Allocators are interrogating their private markets investments more rigorously as institutional investors question whether unlisted asset classes – with some having seen outsized returns for decades – are entering an era of “true alpha” where managers’ skills are put to the test.
At the Top1000funds.com Fiduciary Investors Symposium in Singapore, a panel of asset owners and managers came to a consensus that the period of “easy beta” with near-zero interest rate and where some private markets managers juiced up returns using leverage has truly ended, particularly for the private equity asset class.
“We’re now into an environment where there’s a much more normalised yield curve. Funding costs are not zero. Therefore, it’s not simply a matter of applying leverage to an asset. It’s having to apply a bit of expertise and skill to the business in order to drive efficiencies or extract value,” said John Wilson, institutional head of client and product solution at Blue Owl Capital.
“There’s a small cohort of managers that can capture value, and there’s a wider set of managers who cannot capture value.”
Wilson said asset owners now need to be careful about the cost of participating in private equity, recalling a recent figure he saw in an SEC filing where a PE firm said to have returned 39 per cent in gross terms but 24 per cent in net term for investors.
“I was left wondering where the 15 per cent went. I suppose this is the cost of having grown up in the fixed income world where you get paid pennies – you start looking at that sort of fee grab, and you think, ‘wow, is that equitable?,” he said.
“One thing that’s certain in the private equity world – the fees you’re going to pay.
“But it’s all other people’s money, we’re concerned with member returns, I think we’ve got to be very vigilant about what the cost of participating in that asset class is.”
Thijs Aaten, chief executive of the $712 billion Dutch pension giant APG Asset Management’s Asia arm, raised the question of whether some private equity managers have “lost the skill” to improve the operations of portfolio companies during the era of easy returns.
The fund has been bullish on Asia for a long time, having established the Hong Kong office in 2007, and Aaten said local PE managers haven’t enjoyed the easy exit environment and the “financial engineering to pump up returns” like in the US markets.
“This improvement of companies that you take ownership of is still more ingrained in Asian GPs than maybe in GPs that operate solely in the US or in other regions where the rates were zero,” he said.
But with rates now lower in a lot of parts in Asia, with Hong Kong becoming the strongest IPO market globally last year, Aaten said the tides may have turned for the region’s companies and its managers.
“Now there is this windfall of having a strong market and relatively low rates offering lots of opportunities, combined with the skill set of still improving companies that you take ownership of operationally [for Asian markets and managers],” he said.
Aaten also warned against treating the illiquidity premium as the X factor that drives private markets’ return.
“If I take an office building and I keep it privately, or I put it in a REIT, the performance of the asset doesn’t change. So it’s not that magical because you are locking up money, you suddenly get the 300 basis points illiquidity premium,” he said.

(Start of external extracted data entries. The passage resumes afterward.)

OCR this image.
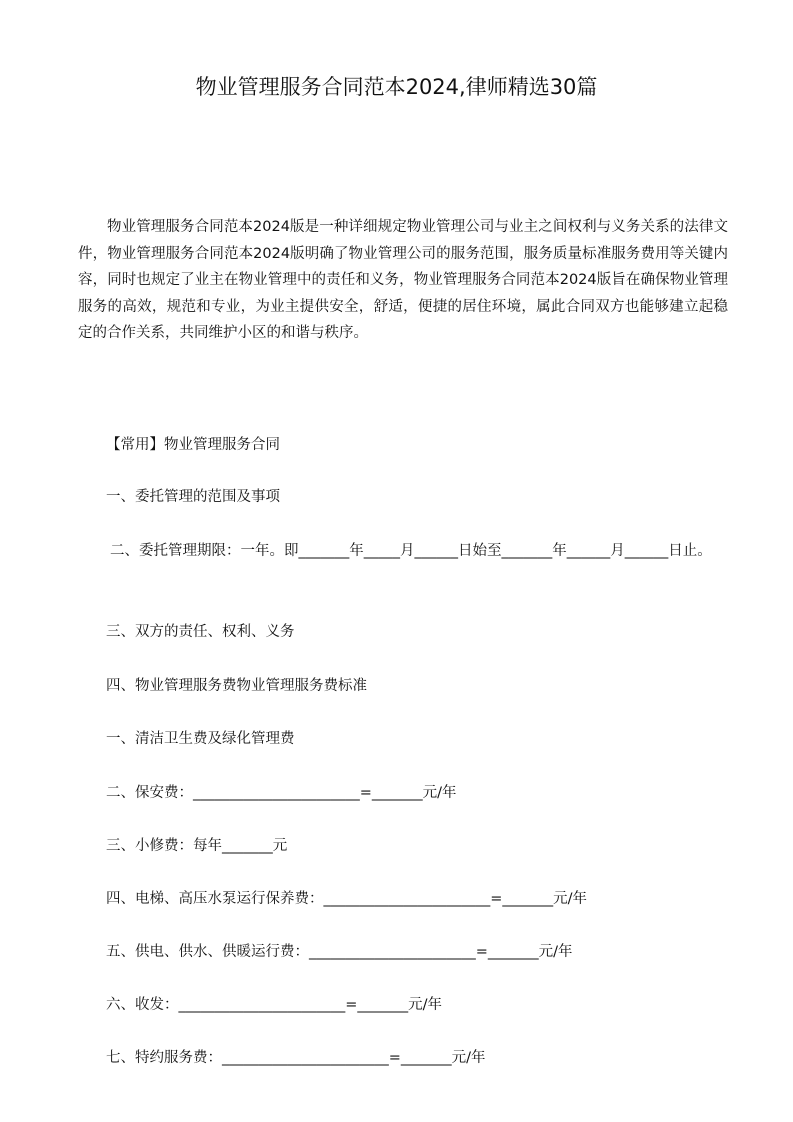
物业管理服务合同范本2024,律师精选30篇

物业管理服务合同范本2024版是一种详细规定物业管理公司与业主之间权利与义务关系的法律文件，物业管理服务合同范本2024版明确了物业管理公司的服务范围，服务质量标准服务费用等关键内容，同时也规定了业主在物业管理中的责任和义务，物业管理服务合同范本2024版旨在确保物业管理服务的高效，规范和专业，为业主提供安全，舒适，便捷的居住环境，属此合同双方也能够建立起稳定的合作关系，共同维护小区的和谐与秩序。

【常用】物业管理服务合同

一、委托管理的范围及事项

二、委托管理期限：一年。即_______年_____月______日始至_______年______月______日止。

三、双方的责任、权利、义务

四、物业管理服务费物业管理服务费标准

一、清洁卫生费及绿化管理费

二、保安费：_______________________=_______元/年

三、小修费：每年_______元

四、电梯、高压水泵运行保养费：_______________________=_______元/年

五、供电、供水、供暖运行费：_______________________=_______元/年

六、收发：_______________________=_______元/年

七、特约服务费：_______________________=_______元/年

“The illiquidity premium, or complexity premium or whatever it is, comes from maybe it’s less accessible. If you need to write cheques of a billion, not everybody can do that. Then maybe there’s less competition – that’s why returns are higher.

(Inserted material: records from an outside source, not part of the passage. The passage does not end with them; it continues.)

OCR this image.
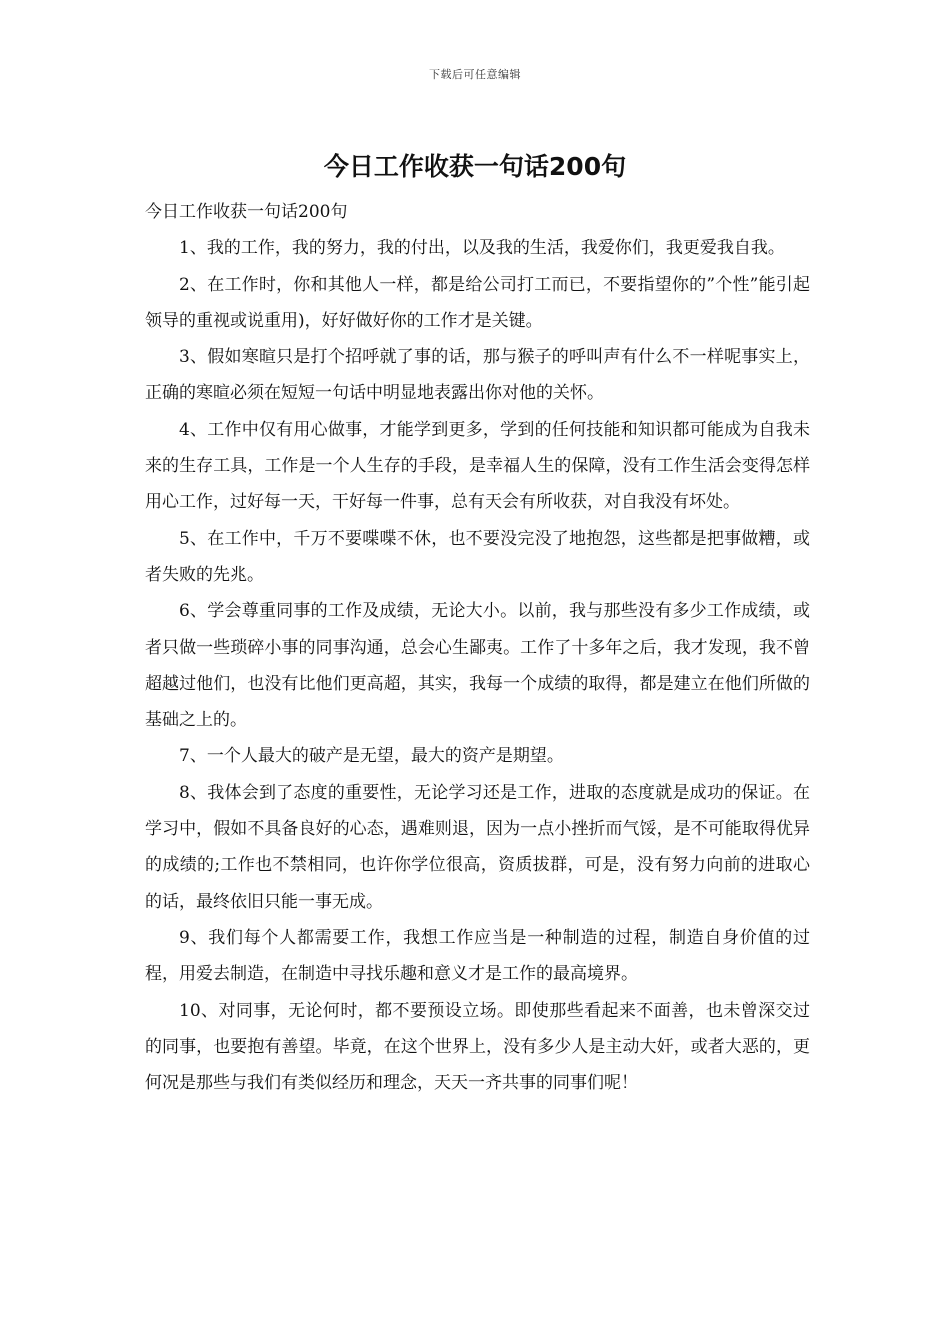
下载后可任意编辑
今日工作收获一句话200句

今日工作收获一句话200句

1、我的工作，我的努力，我的付出，以及我的生活，我爱你们，我更爱我自我。

2、在工作时，你和其他人一样，都是给公司打工而已，不要指望你的”个性”能引起领导的重视或说重用)，好好做好你的工作才是关键。

3、假如寒暄只是打个招呼就了事的话，那与猴子的呼叫声有什么不一样呢事实上，正确的寒暄必须在短短一句话中明显地表露出你对他的关怀。

4、工作中仅有用心做事，才能学到更多，学到的任何技能和知识都可能成为自我未来的生存工具，工作是一个人生存的手段，是幸福人生的保障，没有工作生活会变得怎样用心工作，过好每一天，干好每一件事，总有天会有所收获，对自我没有坏处。

5、在工作中，千万不要喋喋不休，也不要没完没了地抱怨，这些都是把事做糟，或者失败的先兆。

6、学会尊重同事的工作及成绩，无论大小。以前，我与那些没有多少工作成绩，或者只做一些琐碎小事的同事沟通，总会心生鄙夷。工作了十多年之后，我才发现，我不曾超越过他们，也没有比他们更高超，其实，我每一个成绩的取得，都是建立在他们所做的基础之上的。

7、一个人最大的破产是无望，最大的资产是期望。

8、我体会到了态度的重要性，无论学习还是工作，进取的态度就是成功的保证。在学习中，假如不具备良好的心态，遇难则退，因为一点小挫折而气馁，是不可能取得优异的成绩的;工作也不禁相同，也许你学位很高，资质拔群，可是，没有努力向前的进取心的话，最终依旧只能一事无成。

9、我们每个人都需要工作，我想工作应当是一种制造的过程，制造自身价值的过程，用爱去制造，在制造中寻找乐趣和意义才是工作的最高境界。

10、对同事，无论何时，都不要预设立场。即使那些看起来不面善，也未曾深交过的同事，也要抱有善望。毕竟，在这个世界上，没有多少人是主动大奸，或者大恶的，更何况是那些与我们有类似经历和理念，天天一齐共事的同事们呢！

“You take full ownership of a company so you can make material changes off the get-go.”
‘Every fund calls itself an AI fund’
Another piece of the puzzle for choosing the right investments in private markets is finding the right thematics. According to Prabhu Palani, chief investment officer of the San Jose City Retirement System, situated at the heart of Silicon Valley, “every fund in the valley now calls itself an AI fund, and of course, they’ve been investing in AI for 10 years, even before AI was there”.
The fund had 4 per cent target allocation to venture capital, and Palani said investors need to keep their perspectives on how short-lived some of the investment thematics are.
“Five years ago, we were all chasing all these ride-hailing apps, and we’re throwing money at all these delivery apps, and now it’s AI,” he said.
“I’ll give you an example. I got a term sheet not too long ago from a company that was founded by two former employees of one of the large LLMs. The business plan is on a sheet of paper, opening valuation? $5 billion.
“Of course, I passed on it. But who knows? This could be the next $50 billion or $100 billion company. But you have to have some perspective, because if you overpay, as you all know, it’s going to come back and haunt you.”
Palani said the fund is focusing on unloved sectors like healthcare at the moment, which is being overlooked due to the cyclical nature of venture, but can be snapped up by investors at a fraction of the cost five years ago.
“I’m bullish on venture and you want to stay close to your managers. On a daily basis, I meet with venture funds and I meet with entrepreneurs. It’s also the most dangerous place to be, because all the disruptors can get disrupted”, he said.
“So on the one hand, there’s opportunity, but also you have to watch out for where you’re investing in.”